Aktualne wydarzenia z kraju i ze świata komentuje dr Renata Mieńkowska-Norkiene
Renata Mieńkowska-Norkiene/fot.PR24/MS

Posłuchaj

29.01.15 Dr Renata Mieńkowska-Norkiene: „W kwestii konfliktu na Ukrainie, nadal widoczny jest cynizm niektórych krajów UE, ale to się powoli zmienia (...)”
+
Dodaj do playlisty

Szefowie dyplomacji państw Unii Europejskiej rozmawiają w Brukseli na temat zaostrzenia restrykcji wobec Rosji. Zdaniem gościa PR24, ministrowie powinni zdecydować się nie tylko na przedłużenie sankcji, lecz także ich zaostrzenie.

– Ostatnie wydarzenia w Donbasie są wyraźnym sygnałem tego, że Rosjanie pozwalają sobie na wschodzie Ukrainy na coraz więcej – komentowała dr Renata Mieńkowska-Norkiene.

W ocenie politolog, takie wydarzenia, jak atak separatystów na Mariupol – w sobotnim ostrzale separatystów zginęło 30 osób, a niemal 100 zostało rannych – sprawiają, że konflikt na Ukrainie staje się bardziej zrozumiały w Unii Europejskiej.

– W kwestii konfliktu na Ukrainie, nadal widoczny jest cynizm niektórych krajów UE, ale to się zmienia.
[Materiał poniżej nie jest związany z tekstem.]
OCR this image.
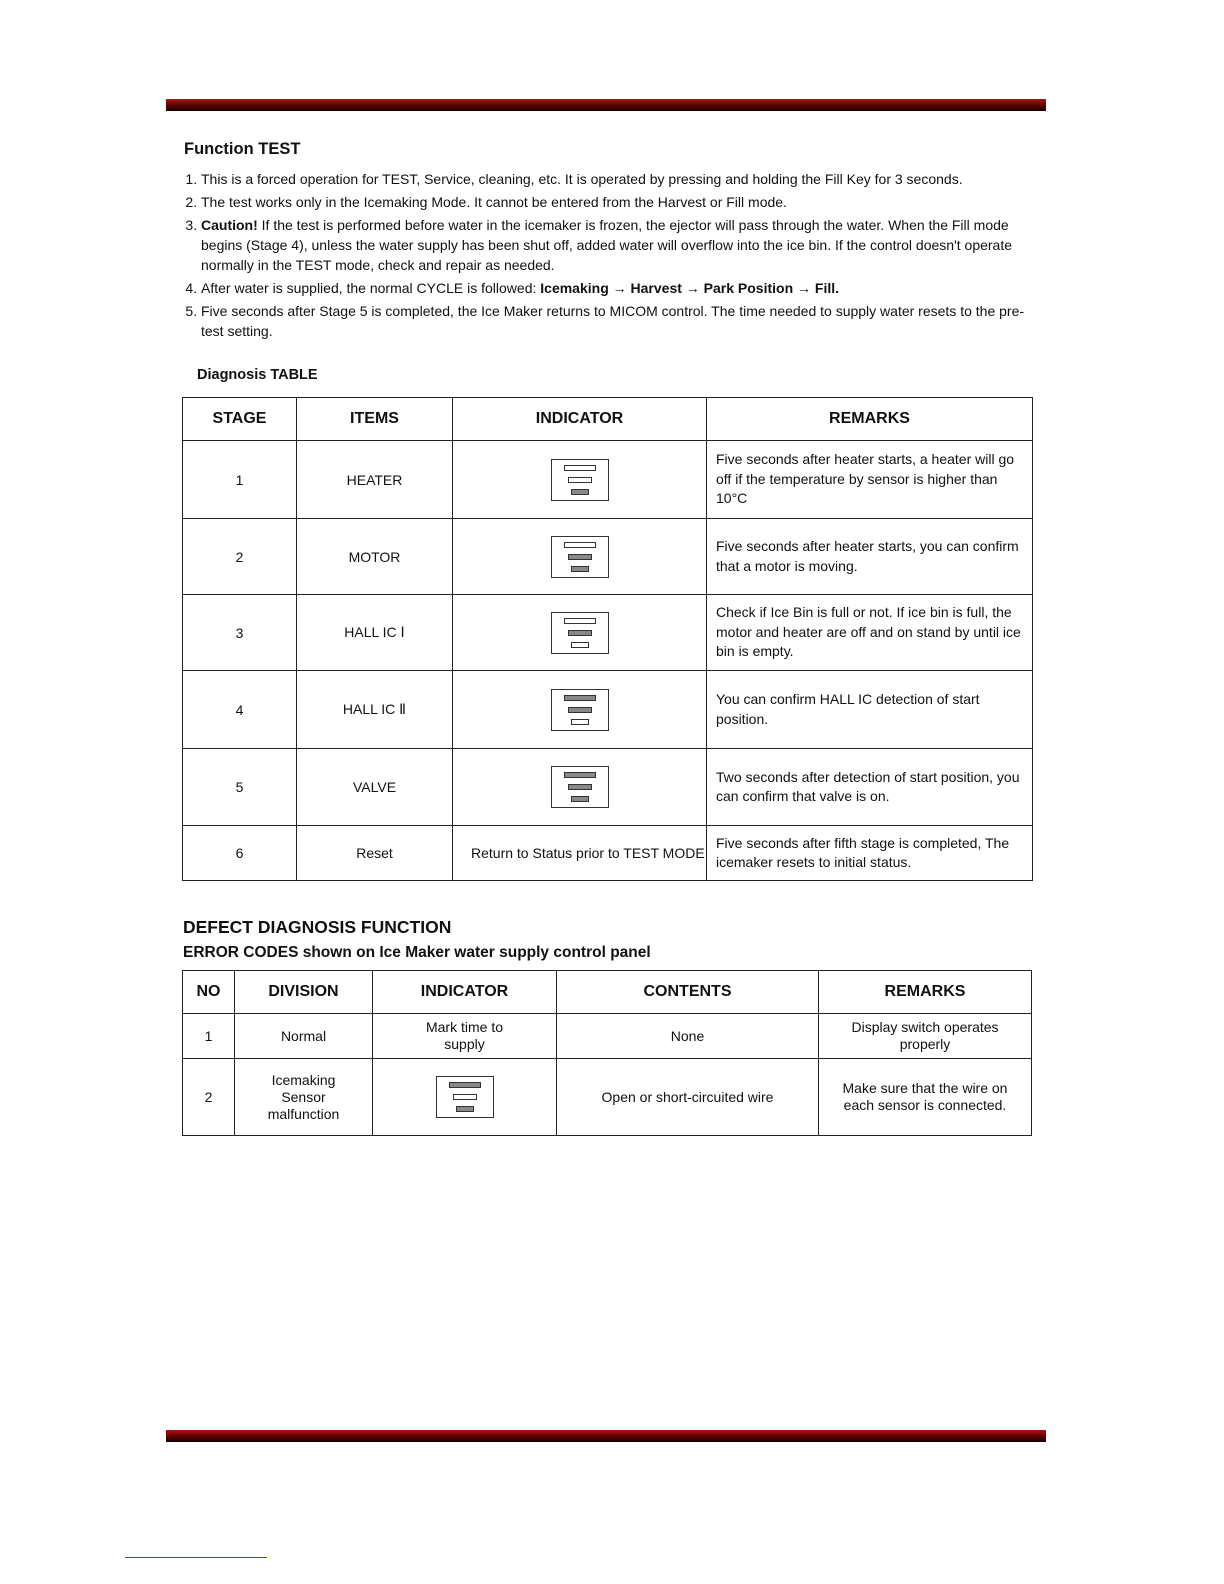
Function TEST
1. This is a forced operation for TEST, Service, cleaning, etc. It is operated by pressing and holding the Fill Key for 3 seconds.
2. The test works only in the Icemaking Mode. It cannot be entered from the Harvest or Fill mode.
3. Caution! If the test is performed before water in the icemaker is frozen, the ejector will pass through the water. When the Fill mode begins (Stage 4), unless the water supply has been shut off, added water will overflow into the ice bin. If the control doesn't operate normally in the TEST mode, check and repair as needed.
4. After water is supplied, the normal CYCLE is followed: Icemaking → Harvest → Park Position → Fill.
5. Five seconds after Stage 5 is completed, the Ice Maker returns to MICOM control. The time needed to supply water resets to the pre- test setting.
Diagnosis TABLE
STAGE	ITEMS	INDICATOR	REMARKS
1	HEATER		Five seconds after heater starts, a heater will go off if the temperature by sensor is higher than 10°C
2	MOTOR		Five seconds after heater starts, you can confirm that a motor is moving.
3	HALL IC Ⅰ		Check if Ice Bin is full or not. If ice bin is full, the motor and heater are off and on stand by until ice bin is empty.
4	HALL IC Ⅱ		You can confirm HALL IC detection of start position.
5	VALVE		Two seconds after detection of start position, you can confirm that valve is on.
6	Reset	Return to Status prior to TEST MODE	Five seconds after fifth stage is completed, The icemaker resets to initial status.
DEFECT DIAGNOSIS FUNCTION
ERROR CODES shown on Ice Maker water supply control panel
NO	DIVISION	INDICATOR	CONTENTS	REMARKS
1	Normal	Mark time to supply	None	Display switch operates properly
2	Icemaking Sensor malfunction		Open or short-circuited wire	Make sure that the wire on each sensor is connected.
Wpływ ma na to, paradoksalnie, zaostrzająca się sytuacja w Donbasie. Jednak dzięki temu, kwestie ukraińskie są lepiej rozumiane np. we Francji – stwierdziła politolog.

Rosyjskie manipulacje

Dr Renata Mieńkowska-Norkiene zwracała w PR24 uwagę również na to, że w rosyjskich mediach dominują jednostronne przekazy, co ma wpływ na niesłabnące poparcie społeczeństwa dla polityki Władimira Putina.

– W programach telewizyjnych tamtejszych stacji, pojawiają się osoby, które apelują wręcz do Władimira Putina, by zakończył on konflikt w Donbasie. Choć to oczywista manipulacja - wypowiedzi wybierane są wybiórczo - to przekłada się to na poperanie dotychczasowej polityki Kremla przez Rosjan – tłumaczyła ekspertka.